The results of physics-based simulations reproduce only partially the performance obtained with robot experiments. We conjecture that the observed discrepancies are a result of differences in the level of noise between simulation and reality. For example, a few robots used during the experiments have particularly noisy proximity sensors; as a result they often collide with other robots or with the walls. Additionally, the uneven surface of the experimental arena caused robots to remain temporarily stuck over the same cell resulting in erratic quality estimates. The influence of these factors is increased by the limited number of runs performed with real robots as shown by the high variance of the consensus time characterizing the results in Figs. 2 and 3. Nonetheless, the physics-based simulations confirm a poor scalability of the DC strategy as previously shown by the robot experiments.

Fig. 5.
figure 5

Illustration of the consensus time \(T_N\) as a function of the difficulty of the decision-making problem (i.e., option quality \(\rho _b \rightarrow \rho _a\)) for a swarm of (a) \(N=20\) robots and (b) \(N=100\) robots. Parameters: \(\rho _a=1.0\), \(\rho _b \in [0.515;0.923]\), \(N \in \{20,100\}\), \(E_a(0)=N/2\), \(E_b(0)=N/2\). The vertical axis is in log-scale.

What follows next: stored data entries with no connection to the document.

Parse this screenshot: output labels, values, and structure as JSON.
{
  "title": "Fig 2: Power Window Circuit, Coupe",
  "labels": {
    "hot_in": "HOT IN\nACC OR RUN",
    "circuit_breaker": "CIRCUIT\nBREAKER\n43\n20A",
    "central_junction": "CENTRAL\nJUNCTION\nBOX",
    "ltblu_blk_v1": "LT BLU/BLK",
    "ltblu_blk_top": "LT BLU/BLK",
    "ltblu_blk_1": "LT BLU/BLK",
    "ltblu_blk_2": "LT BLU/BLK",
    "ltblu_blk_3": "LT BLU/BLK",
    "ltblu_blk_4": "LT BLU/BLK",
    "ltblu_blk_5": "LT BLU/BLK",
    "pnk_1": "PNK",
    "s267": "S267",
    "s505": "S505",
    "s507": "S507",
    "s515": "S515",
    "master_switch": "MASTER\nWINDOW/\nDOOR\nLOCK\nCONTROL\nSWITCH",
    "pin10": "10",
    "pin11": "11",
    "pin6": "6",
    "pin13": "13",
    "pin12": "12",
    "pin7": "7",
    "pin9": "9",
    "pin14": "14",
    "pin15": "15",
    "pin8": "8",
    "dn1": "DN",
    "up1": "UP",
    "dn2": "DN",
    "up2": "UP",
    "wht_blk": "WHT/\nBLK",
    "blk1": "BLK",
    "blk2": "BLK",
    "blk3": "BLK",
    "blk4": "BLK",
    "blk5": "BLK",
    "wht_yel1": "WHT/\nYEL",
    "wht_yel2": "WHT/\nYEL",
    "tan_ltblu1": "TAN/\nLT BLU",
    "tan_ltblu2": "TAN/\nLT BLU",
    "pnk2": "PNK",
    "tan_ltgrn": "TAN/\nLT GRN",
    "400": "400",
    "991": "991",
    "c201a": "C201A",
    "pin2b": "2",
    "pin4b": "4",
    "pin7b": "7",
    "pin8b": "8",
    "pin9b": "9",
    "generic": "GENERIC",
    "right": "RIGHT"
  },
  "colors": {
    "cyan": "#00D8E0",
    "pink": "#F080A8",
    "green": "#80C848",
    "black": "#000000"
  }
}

We deepen our comparison by analyzing the speed of the DMMD, DMVD, and DC strategies when varying the swarm size N and the difficulty \(\rho ^\star _b\) of the collective perception scenario (see Fig. 5). For swarms of size \(N=20\) and \(N=100\), we observe that the DC strategy is the strategy that suffers the largest loss of performance as a result of increasing problem difficulty. Additionally, by comparing Fig. 5a with Fig. 5b, we also observe that the consensus time of the DC strategy increases much faster than that of the other strategies when the size of the swarm is \(N=100\); therefore, the DC strategy does not scale with the swarm size. In contrast, the DMMD and DMVD strategies are only slightly affected by the larger swarm size.

5 Conclusion

We considered a novel decision-making scenario, collective perception, that requires a swarm of robots to explore a certain environment, perceive the presence of certain features, and determine which feature is the most frequent. We investigated the generality of the direct modulation of majority-based decision (DMMD) strategy and that of the direct modulation of voter-based decision (DMVD) strategy—two collective decision-making strategies previously proposed for the site-selection problem [14, 15]. DMMD and DMVD are modular strategies that combine a direct modulation mechanism of positive feedback (i.e., modulation of opinion dissemination) with an individual decision-making mechanism (respectively, the majority rule and the voter model). We investigated the benefit of these modules by considering a third strategy, the direct comparison of option quality (DC), that has no modulation mechanism and whose decision mechanism relies on a larger amount of information (i.e., quality estimates). Using both robot experiments and physics-based simulations, we performed an extensive comparison of the DMMD, DMVD, and DC strategies under realistic working conditions. Our results are twofold. On the one hand, we have shown that the DMMD and DMVD strategies provided us with off-the-shelf solutions to a decision-making scenario different from their original context of site-selection. These design solutions maintained their speed and accuracy performance and showed a promising level of generality. On the other hand, we have shown the benefits of a self-organized approach by highlighting the scalability problems of the consensus time of the DC strategy. It is more robust to noise, although it relies on less information. Clearly, there are problem setups for which the DC strategy outperforms both the DMMD and DMVD strategies. However, the communication overhead of this strategy requires sufficiently capable robots.